Avec l’étalement urbain et la périurbanisation, les trajets domicile-travail prennent une ampleur de plus en plus importante dans nos vies. Ainsi selon l’INSEE, en 2004, les salariés passent en moyenne une heure par jour dans les transports pour se rendre à leur travail. C’est pire pour les salariés de l’aire urbaine parisienne qui y passent plus de deux heures chaque jour. Il est à noter que les cadres parcourent des distances nettement plus grandes que les employés et passent de moins en moins de temps dans leur bureau traditionnel. Ils s’essaient alors à une forme de « nomadisme », s’installant un peu partout pour travailler : le domicile, les transports, les bibliothèques et autres espaces publics.

Cette multiplication des trajets et cette décentralisation des lieux de travail peut vite devenir néfaste à la fois pour notre environnement et pour notre qualité de vie. Mais alors comment donner aux travailleurs la possibilité de diminuer leurs trajets et de travailler plus durablement et plus confortablement ?

L’idée avancée est celle du télétravail ou travail « hors les murs ». Si les travailleurs ne peuvent plus aller au travail, pourquoi ne pas leur amener le travail ? Cette solution comporte de nombreux avantages: moins de temps dans les transports, diminution du stress, baisse de la fatigue, davantage de moments à consacrer à sa famille… C’est aussi une baisse du trafic sur les routes et la diminution de la pollution et des émissions de CO². Toutefois le télétravail peut également générer de la solitude, de l’exclusion, des phénomènes de confusion entre travail et vie privée… Pas très folichon. Pour pallier à cela, l’idée d’espaces collectifs en télétravail a émergé.

Il s’agit d’espaces de travail situés à proximité des zones d’habitation et des hubs de transport, où des indépendants peuvent côtoyer des salariés mobiles, et qui offrent toutes sortes de services complémentaires : pôles supports (comptables, juristes), garderies, consignes, cafeteria, salles des réunion.

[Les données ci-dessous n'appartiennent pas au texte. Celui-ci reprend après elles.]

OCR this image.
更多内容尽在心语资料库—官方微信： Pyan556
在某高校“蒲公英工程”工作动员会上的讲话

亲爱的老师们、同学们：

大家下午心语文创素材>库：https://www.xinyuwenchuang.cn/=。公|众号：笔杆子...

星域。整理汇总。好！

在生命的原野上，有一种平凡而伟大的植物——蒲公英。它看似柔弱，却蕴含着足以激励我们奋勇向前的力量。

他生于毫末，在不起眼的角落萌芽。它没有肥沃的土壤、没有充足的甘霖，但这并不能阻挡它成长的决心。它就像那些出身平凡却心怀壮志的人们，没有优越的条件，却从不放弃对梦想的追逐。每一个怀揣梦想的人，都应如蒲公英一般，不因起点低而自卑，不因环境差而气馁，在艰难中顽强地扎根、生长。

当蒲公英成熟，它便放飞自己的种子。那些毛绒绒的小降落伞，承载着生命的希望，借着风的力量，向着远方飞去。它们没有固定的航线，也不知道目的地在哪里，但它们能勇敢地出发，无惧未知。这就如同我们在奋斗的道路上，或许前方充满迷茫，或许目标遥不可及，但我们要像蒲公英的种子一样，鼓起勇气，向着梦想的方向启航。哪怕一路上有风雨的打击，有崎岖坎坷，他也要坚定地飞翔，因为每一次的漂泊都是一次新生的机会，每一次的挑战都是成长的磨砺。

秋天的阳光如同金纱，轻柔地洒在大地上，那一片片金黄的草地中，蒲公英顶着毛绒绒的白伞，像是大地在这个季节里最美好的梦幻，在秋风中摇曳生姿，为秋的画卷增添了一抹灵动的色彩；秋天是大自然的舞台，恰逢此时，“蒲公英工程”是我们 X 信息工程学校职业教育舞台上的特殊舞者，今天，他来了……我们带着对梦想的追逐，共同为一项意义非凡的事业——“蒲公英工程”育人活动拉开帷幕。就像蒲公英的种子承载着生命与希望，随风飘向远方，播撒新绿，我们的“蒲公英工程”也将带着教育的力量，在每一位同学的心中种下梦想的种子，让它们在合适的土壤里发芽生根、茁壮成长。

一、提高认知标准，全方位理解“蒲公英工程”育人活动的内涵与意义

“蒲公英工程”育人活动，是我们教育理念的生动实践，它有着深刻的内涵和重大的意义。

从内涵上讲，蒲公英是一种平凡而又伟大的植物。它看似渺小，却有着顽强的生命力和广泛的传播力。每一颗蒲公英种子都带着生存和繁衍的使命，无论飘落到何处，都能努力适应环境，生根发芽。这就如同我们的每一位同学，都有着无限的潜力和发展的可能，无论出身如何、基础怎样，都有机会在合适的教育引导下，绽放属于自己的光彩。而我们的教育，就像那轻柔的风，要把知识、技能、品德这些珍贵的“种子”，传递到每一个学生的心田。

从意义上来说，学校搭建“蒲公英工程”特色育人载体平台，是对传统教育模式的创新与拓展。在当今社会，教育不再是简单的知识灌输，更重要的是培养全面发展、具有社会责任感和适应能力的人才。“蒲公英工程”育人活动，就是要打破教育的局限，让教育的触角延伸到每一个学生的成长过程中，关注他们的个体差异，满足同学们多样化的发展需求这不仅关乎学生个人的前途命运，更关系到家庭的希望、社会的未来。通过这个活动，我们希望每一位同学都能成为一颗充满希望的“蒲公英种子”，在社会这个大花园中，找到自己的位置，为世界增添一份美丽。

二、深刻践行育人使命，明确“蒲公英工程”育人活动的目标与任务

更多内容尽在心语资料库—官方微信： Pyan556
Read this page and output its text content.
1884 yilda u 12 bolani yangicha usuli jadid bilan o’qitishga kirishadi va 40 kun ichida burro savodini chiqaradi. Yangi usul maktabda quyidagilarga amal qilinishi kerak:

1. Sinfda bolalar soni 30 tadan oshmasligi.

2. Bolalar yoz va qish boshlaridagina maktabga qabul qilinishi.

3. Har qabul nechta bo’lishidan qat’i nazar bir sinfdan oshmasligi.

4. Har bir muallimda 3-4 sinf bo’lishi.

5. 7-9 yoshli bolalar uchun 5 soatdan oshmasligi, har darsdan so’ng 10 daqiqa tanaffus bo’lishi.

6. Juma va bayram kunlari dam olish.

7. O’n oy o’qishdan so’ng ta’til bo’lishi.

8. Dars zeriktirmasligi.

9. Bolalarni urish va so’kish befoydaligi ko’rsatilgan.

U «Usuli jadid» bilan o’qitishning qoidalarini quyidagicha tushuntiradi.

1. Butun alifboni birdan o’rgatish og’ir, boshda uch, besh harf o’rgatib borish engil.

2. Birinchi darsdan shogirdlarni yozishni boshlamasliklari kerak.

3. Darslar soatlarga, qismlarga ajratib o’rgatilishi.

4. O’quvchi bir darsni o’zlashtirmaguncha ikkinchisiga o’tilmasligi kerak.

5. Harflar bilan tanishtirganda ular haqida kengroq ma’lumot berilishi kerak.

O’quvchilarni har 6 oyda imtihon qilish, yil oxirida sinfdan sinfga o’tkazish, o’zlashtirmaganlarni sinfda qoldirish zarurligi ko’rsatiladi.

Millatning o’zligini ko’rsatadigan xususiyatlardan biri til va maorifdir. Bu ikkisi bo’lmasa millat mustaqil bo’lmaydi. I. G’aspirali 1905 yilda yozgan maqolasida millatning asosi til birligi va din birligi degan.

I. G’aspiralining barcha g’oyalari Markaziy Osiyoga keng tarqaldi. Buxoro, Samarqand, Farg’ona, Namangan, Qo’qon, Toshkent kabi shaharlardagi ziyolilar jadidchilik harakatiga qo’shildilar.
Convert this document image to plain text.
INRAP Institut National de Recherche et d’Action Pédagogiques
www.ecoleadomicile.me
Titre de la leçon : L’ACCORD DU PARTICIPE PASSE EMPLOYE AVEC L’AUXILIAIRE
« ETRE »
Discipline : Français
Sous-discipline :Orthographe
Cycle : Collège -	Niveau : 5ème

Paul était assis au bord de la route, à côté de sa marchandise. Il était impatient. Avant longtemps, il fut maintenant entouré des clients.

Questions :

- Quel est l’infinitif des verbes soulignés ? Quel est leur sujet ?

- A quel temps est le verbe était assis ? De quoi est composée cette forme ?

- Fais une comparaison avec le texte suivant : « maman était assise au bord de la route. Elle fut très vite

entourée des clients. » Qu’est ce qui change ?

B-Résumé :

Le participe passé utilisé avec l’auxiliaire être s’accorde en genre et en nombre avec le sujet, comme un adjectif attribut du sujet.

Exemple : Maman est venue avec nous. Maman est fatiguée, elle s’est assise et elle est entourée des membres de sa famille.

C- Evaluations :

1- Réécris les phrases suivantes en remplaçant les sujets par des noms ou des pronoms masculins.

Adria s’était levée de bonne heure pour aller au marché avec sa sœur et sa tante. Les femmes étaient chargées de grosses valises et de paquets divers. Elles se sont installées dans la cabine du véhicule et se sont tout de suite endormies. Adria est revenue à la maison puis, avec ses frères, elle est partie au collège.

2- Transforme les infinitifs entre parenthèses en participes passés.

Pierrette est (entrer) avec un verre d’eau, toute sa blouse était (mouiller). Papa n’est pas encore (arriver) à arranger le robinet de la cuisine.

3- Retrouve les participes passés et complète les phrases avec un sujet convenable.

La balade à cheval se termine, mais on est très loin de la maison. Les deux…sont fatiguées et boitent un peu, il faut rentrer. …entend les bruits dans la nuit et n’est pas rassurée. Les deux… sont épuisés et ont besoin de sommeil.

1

La ville d’Amsterdam a ainsi construit plus de 30 « Smart Work Centers » dans le cadre de son programme « Smart City ». Les entreprises ou les collectivités achètent des crédits d’heures dans ces centres offrant ainsi la possibilité à leurs employés de s’y rendre, pour travailler ou organiser une réunion, afin de gagner du temps sur leurs trajets. L’objectif affiché est de renforcer l’innovation et la mobilité des travailleurs, mais en réalité il s’agit surtout de diminuer la surface des bureaux de moitié.

Toutefois l’idée a beaucoup de succès car elle permet d’offrir aux travailleurs mobiles une plus grande flexibilité dans la planification de leurs horaires de travail.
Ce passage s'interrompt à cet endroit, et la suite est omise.